Перепрыгнув через забор, мы поставили на секу бобров (часовых), а сами расположились в тени. Отправили одного за сигаретами и начали угукать проходящим девчонкам:
- Девушка, а вашей маме зять не нужен?
- Хочешь, я угадаю, как тебя зовут?
- Красивая, твои бы ножки, да на мои плечи!
- Требуется сиделка, а лучше – лежалка!
Так мы развлекались, знакомясь с проходившими мимо девушками. Тут неожиданно выплыла одна – мы все замерли. Красотка, ноги от ушей, обалденная улыбка. Рядом две на ее фоне незаметные подруги.
- Она моя! – забил я. Пацаны промолчали.
- Девушка, не скажете, сколько времени?
- Свободного нет.
Подруги залепетали:
- Ой, солдатики! Вы кто? Пограничники? Лен, давай постоим!

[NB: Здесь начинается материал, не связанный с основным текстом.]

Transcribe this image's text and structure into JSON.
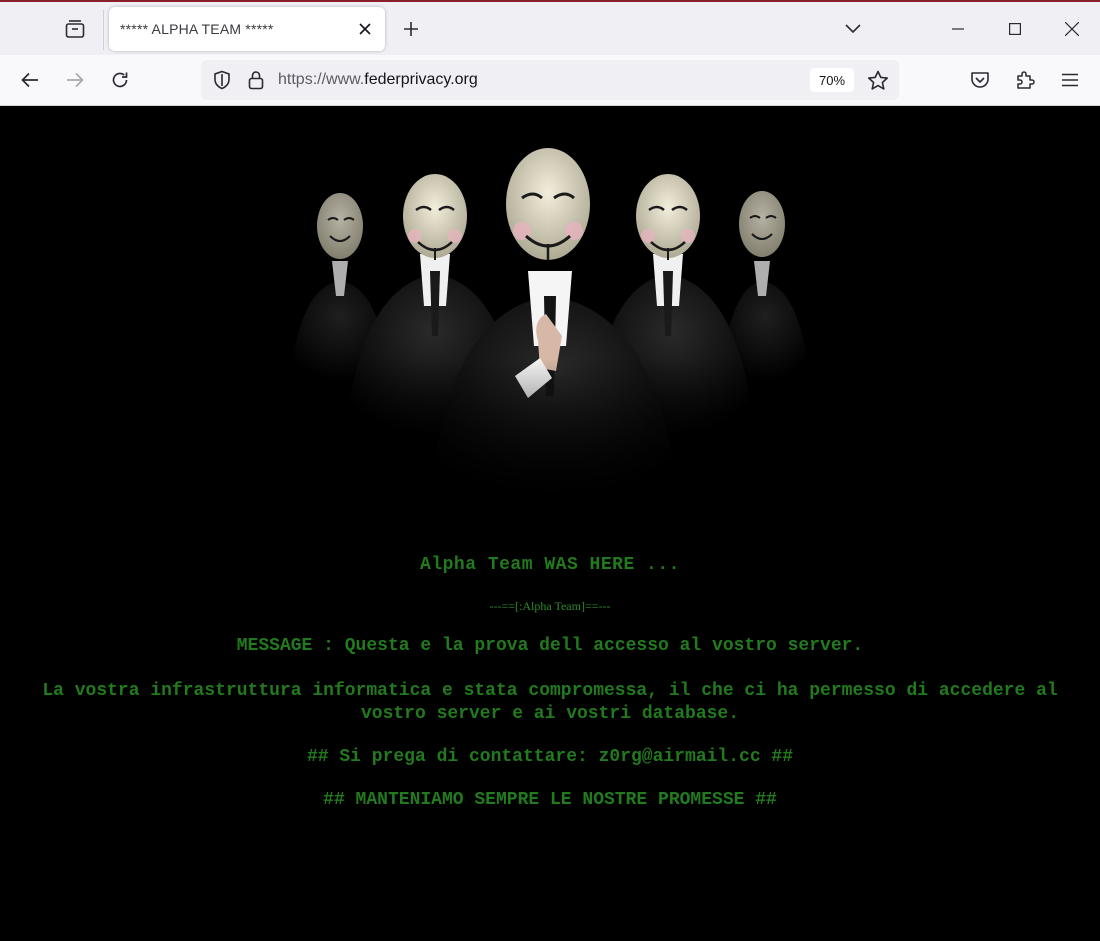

- Да, девчонки, постойте! Давайте знакомиться: я – Фима, это Волчок, это Тамч.
Девчонок звали Саша, Люба и Лена. Тут кстати вернулся боец с полным пакетом пива. Мы сидели, пили пивко, душевно беседовали, вешая девчатам лапшу на уши и произнося красивые тосты:
- Выпьем же за то, за что мы так давно не пили. За самых нежных, самых любимых, обаятельных, неотразимых. За самых желанных и самых ранимых… Короче, за нас, мужики!
Девчонки пили пиво, смеялись. Разговаривали о погоде, о любви, об острове Сахалин. «Сахалин, Сахалин, голубые дали. Мы такие дали кое-где видали!»

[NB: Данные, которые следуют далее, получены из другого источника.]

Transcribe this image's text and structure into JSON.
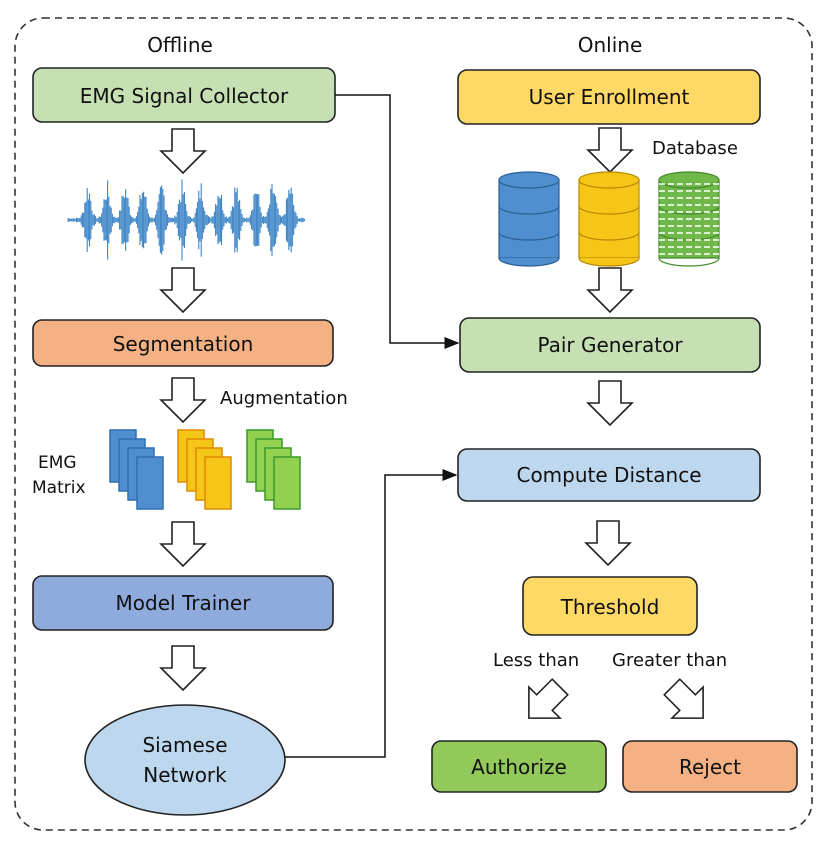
{
  "sections": {
    "offline": "Offline",
    "online": "Online"
  },
  "offline": {
    "collector": "EMG Signal Collector",
    "segmentation": "Segmentation",
    "augmentation": "Augmentation",
    "matrix_label": [
      "EMG",
      "Matrix"
    ],
    "trainer": "Model Trainer",
    "network": [
      "Siamese",
      "Network"
    ]
  },
  "online": {
    "enrollment": "User Enrollment",
    "database": "Database",
    "pair_generator": "Pair Generator",
    "compute_distance": "Compute Distance",
    "threshold": "Threshold",
    "less_than": "Less than",
    "greater_than": "Greater than",
    "authorize": "Authorize",
    "reject": "Reject"
  },
  "colors": {
    "green_box": "#c6e0b4",
    "orange_box": "#f4b183",
    "blue_box": "#8faadc",
    "light_blue": "#bdd7ee",
    "yellow_box": "#ffd966",
    "authorize": "#92c95a",
    "signal": "#3d85c6",
    "db_blue": "#4f8fcf",
    "db_yellow": "#f5c518",
    "db_green": "#70b84a"
  }
}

Все было классно, но тут часовой крикнул: «Сека!» Мы моментально подхватили молотки и стали стучать по давно отремонтированному забору.
- Ну, как дела? – послышалось с другой стороны заборы.

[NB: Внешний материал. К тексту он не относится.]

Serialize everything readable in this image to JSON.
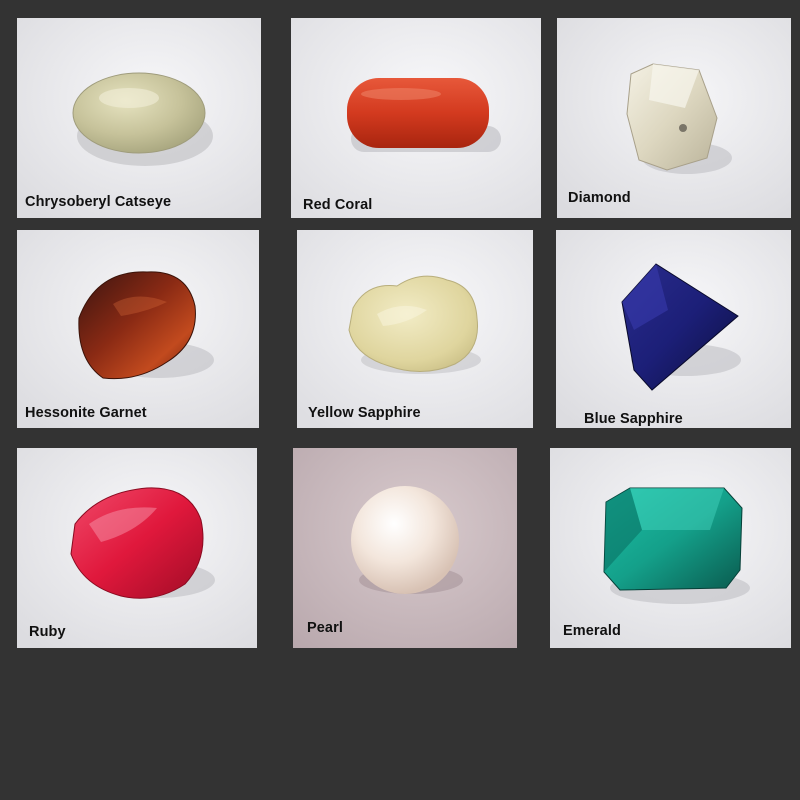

По голосу мы узнали старшего сержанта Золотухина, начальника гауптвахты. Это был самый мерзкий тип из всех мерзких типов. В нем таилось много талантов, таких как стукачество, чухоморство и т.п. Он был контрактником, мы называли его «контра», ненавидели и презирали.
Он начал перелезать через забор, чтобы поглядеть, чем мы заняты, но штакетина сломалась и он грохнулся, матерясь и отплевываясь, а когда поднимался – на голову ему упала доска.
- Товарищ старшина, не стойте, где попало!
Мы засмеялись.
- Отставить смех! Что это вы такие веселые и красные? Пили, что ли?
Он тщательно обнюхал нас и, сильно обрадовавшись, полез назад, чтобы нас сдать.
- Товарищ старший сержант, может, договоримся? Нате, пивка выпейте! – Мы протянули ему бутылку пива, и он сел с нами пить, по-отцовски рассказывая, как он до дембеля шкрябал унитазы.
- Ладно, ребята, никому не скажу, но только глядите – в первый и последний раз, поняли?
- Поняли! – хором ответили мы и даже помогли ему перелезть назад.
Однако к вечеру мы уже ползали по плацу под надзором Золотухина, который все-таки нас сдал. Мы ползали и думали о девчонках, которые к нам завтра придут, и о том, какую бы пакость сделать «контре» – Золотухину.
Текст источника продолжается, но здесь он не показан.